Она не ушла к другому тренеру, предательство не было в её характере. Она просто… ушла. В какой-то момент нашлись люди, которые убедили её в том, что жизнь не так прекрасна, как кажется, что люди, причастные к её появлению на свет, – самые главные враги, и единственный выход обрести спокойствие и счастье, это добровольно и как можно скорее покинуть этот мир.
Совершенно не имеет значения, как всё произошло, для других это всегда чужое, любопытное и неважное так, как безмерно значительно любое своё. Но Наташка была педантична во всём, готовилась упорно, тщательно и исполнила навязанную ей волю. Не с первой попытки, но…

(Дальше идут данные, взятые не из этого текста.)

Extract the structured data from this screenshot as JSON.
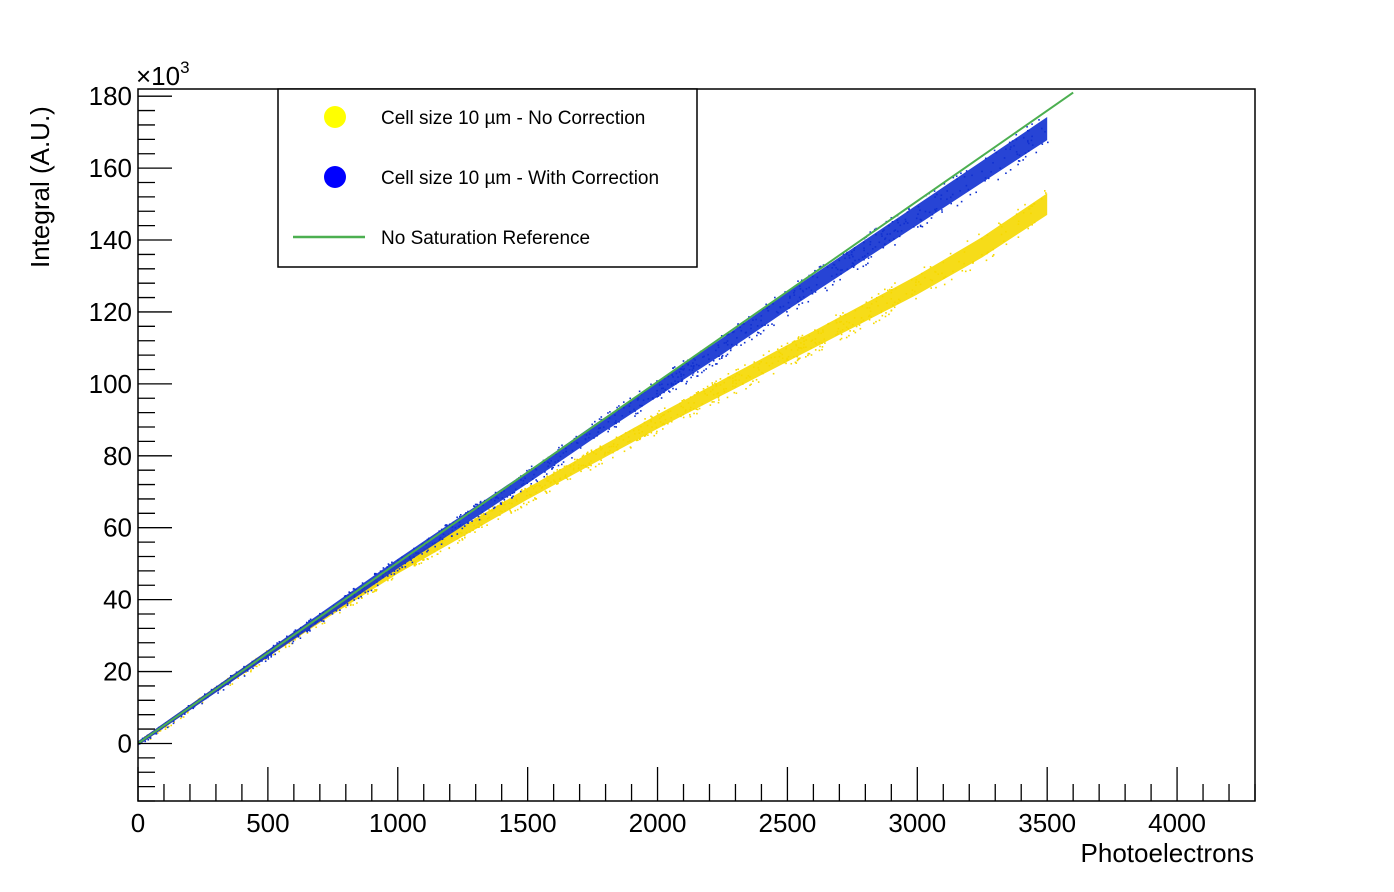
{
  "chart_data": {
    "type": "scatter",
    "title": "",
    "xlabel": "Photoelectrons",
    "ylabel": "Integral (A.U.)",
    "y_multiplier_label": "×10",
    "y_multiplier_exponent": "3",
    "xlim": [
      0,
      4300
    ],
    "ylim": [
      -16,
      182
    ],
    "x_major_ticks": [
      0,
      500,
      1000,
      1500,
      2000,
      2500,
      3000,
      3500,
      4000
    ],
    "x_tick_labels": [
      "0",
      "500",
      "1000",
      "1500",
      "2000",
      "2500",
      "3000",
      "3500",
      "4000"
    ],
    "y_major_ticks": [
      0,
      20,
      40,
      60,
      80,
      100,
      120,
      140,
      160,
      180
    ],
    "y_tick_labels": [
      "0",
      "20",
      "40",
      "60",
      "80",
      "100",
      "120",
      "140",
      "160",
      "180"
    ],
    "grid": false,
    "legend_position": "top-left",
    "series": [
      {
        "name": "Cell size 10 µm - No Correction",
        "kind": "scatter-band",
        "color": "#f5d800",
        "x": [
          0,
          250,
          500,
          750,
          1000,
          1250,
          1500,
          1750,
          2000,
          2250,
          2500,
          2750,
          3000,
          3250,
          3500
        ],
        "y": [
          0,
          12.5,
          25,
          37,
          48.5,
          59,
          69.5,
          79.5,
          89.5,
          99,
          108.5,
          118,
          127.5,
          138,
          150
        ]
      },
      {
        "name": "Cell size 10 µm - With Correction",
        "kind": "scatter-band",
        "color": "#1030d0",
        "x": [
          0,
          250,
          500,
          750,
          1000,
          1250,
          1500,
          1750,
          2000,
          2250,
          2500,
          2750,
          3000,
          3250,
          3500
        ],
        "y": [
          0,
          12.5,
          25,
          37.5,
          50,
          62,
          74,
          86.5,
          98.5,
          110.5,
          123,
          135,
          147,
          159,
          171
        ]
      },
      {
        "name": "No Saturation Reference",
        "kind": "line",
        "color": "#4caf50",
        "x": [
          0,
          3600
        ],
        "y": [
          0,
          181
        ]
      }
    ]
  },
  "legend": {
    "items": [
      {
        "label": "Cell size 10 µm - No Correction",
        "marker": "circle",
        "color": "#ffff00"
      },
      {
        "label": "Cell size 10 µm - With Correction",
        "marker": "circle",
        "color": "#0000ff"
      },
      {
        "label": "No Saturation Reference",
        "marker": "line",
        "color": "#4caf50"
      }
    ]
  }
}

В ту пору я был молодожёном, слегка отстранённым ото всего, кроме своего счастья. Однажды, прогуливаясь с беременной женой, мы встретили отчима Наташки. Когда я поинтересовался у него беззаботным голосом «Как она там?!», и услышал, что «Наташу уже похоронили», был придавлен этим к земле. Мне стало страшно.
День за днём я вспоминал свои не слишком упорные попытки вернуть Наташку к её обычному весёлому и одновременно собранному состоянию. Я чувствовал себя виноватым. Я был им! Проходили недели, месяцы, я не переставал казниться и не находил себе места, пока однажды она не явилась ко мне во сне.
Она шла по мягкому зелёному ковру травы босиком. Загорелые её ноги не были, против обыкновения, искусаны комарами. Наташа улыбалась светло и ясно, приветливо махала рукой, а сказала только одно, то, что я хотел от неё услышать: «Не волнуйся, мне хорошо!»